La traducción sería más o menos así: no te metas con el mar, no juegues con el mar o en su forma literal, no hagas sandeces o tonterías con el mar. No es precisa, pero como utiliza modismos, es lo que más se acerca, creo.
Esta frase me la dijo un joven surfer israelí, taxista y empresario, en Santa Teresa, Costa Rica. Tuve la oportunidad de visitar hace algunos días ese lugar ahora que, por fin, mentalmente empiezo a gozar mi retiro voluntario. Decidí aventurarme en un viaje de yoga y surf, yo sola. Una de esas ideas locas que surgen de mi parte demonio y que hacen que, de pronto, “mi dedo asesino de la compra” ataque sin contemplaciones y análisis. Así que, de un día para otro, me vi en medio de una bola de enredos, sin saber muy bien a dónde iba o qué había comprado exactamente. De hecho, ahorma mismo, estoy pintando un cuadro al óleo con guía de números, que no sabía existía, éste “hágalo usted mismo” supondría que uno debe leer más sobre el asunto, pero yo, como buen demonio, he empezado a disfrutar la vida dejándome sorprender.
Pero volviendo al vieja, les cuento que para llegar al recóndito Santa Teresa tuve que aterrizar primero en San José; luego subirme a una mini avioneta de una hélice y doce plazas, un taxi de particulares que nada tiene que ver con Uber ¿Supe esto cuando compré? Claro que no, pero cada paso era una nueva, y afortunadamente, agradable sorpresa.
El lugar me regalo múltiples experiencias, donde además de la gran proeza de lograr pararme en una tabla de surf, después de haber tragado litros y litros de agua salada, golpearme con otra tabla y haber sido la burla del guapísimo instructor argentino, salí con el gran orgullo de haberme atrevido a probar algo nuevo con seres humanos a los que prácticamente les doblo la edad. Me hospedé en un hotel “Funky Monkey” con búngalos y monos que gruñen toda la noche (hágame usted el favor, elegirlo yendo sola y no sabiendo ni de qué va) y ahí encontré la maravilla de un grupo de personas sin prejuicios o muy pocos, de todas partes del planeta y que, sin embargo, nos integramos como una familia. Descubrí personas que viajan por el mundo y trabajan a través de internet sin tener un lugar fijo. Todo esto llamó mi atención y, créanme, lo disfruté muchísimo. Durante el regreso, analizaba con el taxista-surfer israelí, que la proximidad del mar tenía la capacidad de limpiar el alma de la gente (claro que siempre habrá almas a las que no limpie ni el cloro, pero esas no estaban ahí y ni me voy a detener en ellas) a lo que él me contestó: es porque “you don´t bullshit with the ocean”. Esa respuesta y todo lo que viví, me generaron una enorme sonrisa, pero también mucha esperanza.

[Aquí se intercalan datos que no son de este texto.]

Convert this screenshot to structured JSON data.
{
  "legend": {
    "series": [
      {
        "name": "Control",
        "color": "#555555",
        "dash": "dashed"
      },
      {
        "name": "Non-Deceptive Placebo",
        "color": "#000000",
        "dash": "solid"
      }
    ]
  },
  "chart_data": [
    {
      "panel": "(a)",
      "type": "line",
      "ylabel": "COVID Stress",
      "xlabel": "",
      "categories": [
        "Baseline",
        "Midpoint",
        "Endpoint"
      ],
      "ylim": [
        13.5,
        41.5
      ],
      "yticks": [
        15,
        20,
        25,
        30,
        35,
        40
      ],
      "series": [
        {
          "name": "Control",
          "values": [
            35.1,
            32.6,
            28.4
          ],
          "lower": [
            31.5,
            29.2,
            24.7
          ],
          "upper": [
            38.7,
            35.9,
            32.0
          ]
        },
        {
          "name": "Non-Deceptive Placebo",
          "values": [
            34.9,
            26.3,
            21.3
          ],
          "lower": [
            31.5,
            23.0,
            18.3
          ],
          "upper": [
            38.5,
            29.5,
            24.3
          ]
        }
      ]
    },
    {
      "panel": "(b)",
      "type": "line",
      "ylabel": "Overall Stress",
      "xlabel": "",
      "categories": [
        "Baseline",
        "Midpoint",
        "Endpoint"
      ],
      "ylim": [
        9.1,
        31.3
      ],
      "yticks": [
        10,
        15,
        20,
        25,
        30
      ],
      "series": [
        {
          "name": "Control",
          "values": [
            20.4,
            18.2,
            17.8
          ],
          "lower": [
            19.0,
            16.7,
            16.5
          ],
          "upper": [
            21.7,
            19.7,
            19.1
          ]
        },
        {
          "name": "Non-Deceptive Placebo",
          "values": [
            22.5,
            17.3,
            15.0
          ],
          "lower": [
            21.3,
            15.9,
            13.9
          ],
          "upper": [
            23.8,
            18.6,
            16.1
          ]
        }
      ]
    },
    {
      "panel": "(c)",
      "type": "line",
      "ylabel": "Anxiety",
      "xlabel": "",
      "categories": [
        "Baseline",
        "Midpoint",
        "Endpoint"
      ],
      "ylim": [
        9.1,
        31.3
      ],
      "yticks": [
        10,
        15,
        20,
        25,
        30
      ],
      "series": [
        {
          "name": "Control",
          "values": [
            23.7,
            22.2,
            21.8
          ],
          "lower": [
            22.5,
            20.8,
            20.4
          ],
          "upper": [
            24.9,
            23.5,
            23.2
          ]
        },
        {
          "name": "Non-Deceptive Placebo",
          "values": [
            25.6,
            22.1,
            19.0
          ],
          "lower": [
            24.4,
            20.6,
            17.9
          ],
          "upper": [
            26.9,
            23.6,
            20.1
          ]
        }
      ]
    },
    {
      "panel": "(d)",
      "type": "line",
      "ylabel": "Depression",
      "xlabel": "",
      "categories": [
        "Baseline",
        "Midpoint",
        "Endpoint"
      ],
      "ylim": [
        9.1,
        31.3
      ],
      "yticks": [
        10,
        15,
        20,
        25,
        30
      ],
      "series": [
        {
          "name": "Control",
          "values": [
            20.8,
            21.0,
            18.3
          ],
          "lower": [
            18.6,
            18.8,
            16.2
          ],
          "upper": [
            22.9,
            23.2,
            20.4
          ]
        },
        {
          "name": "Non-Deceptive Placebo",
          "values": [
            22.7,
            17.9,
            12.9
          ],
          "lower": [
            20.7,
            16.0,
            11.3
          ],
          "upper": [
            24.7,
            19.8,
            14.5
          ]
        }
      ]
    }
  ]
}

El tipo de personas que conocí, la simplicidad de los millennials y centennials con quienes conviví, la amplitud de mundo en el que viven y que me mostraron: me encantó. Mi parte ángel fue muy feliz de compartir la libertad.
El mundo ahora nos ofrece vivir sin fronteras y sólo las mentes viejas y arrugadas siguen queriendo construir y mantener muros, sólo las mentes caducas siguen lastimando con abusos de confianza y actuando con dolo contra otros seres humanos… habría que meterlos a pelear con una tabla, contra las olas, todos los días, esperando que el mar hiciera su magia.
¿Será que les tendríamos que pagar unas clases de surf a toda la burocracia podrida y gente nefasta que vive en este mundo? Yo cooperaría y sé que el mar, en su justicia, les podría una buena arrastrada, jajaja.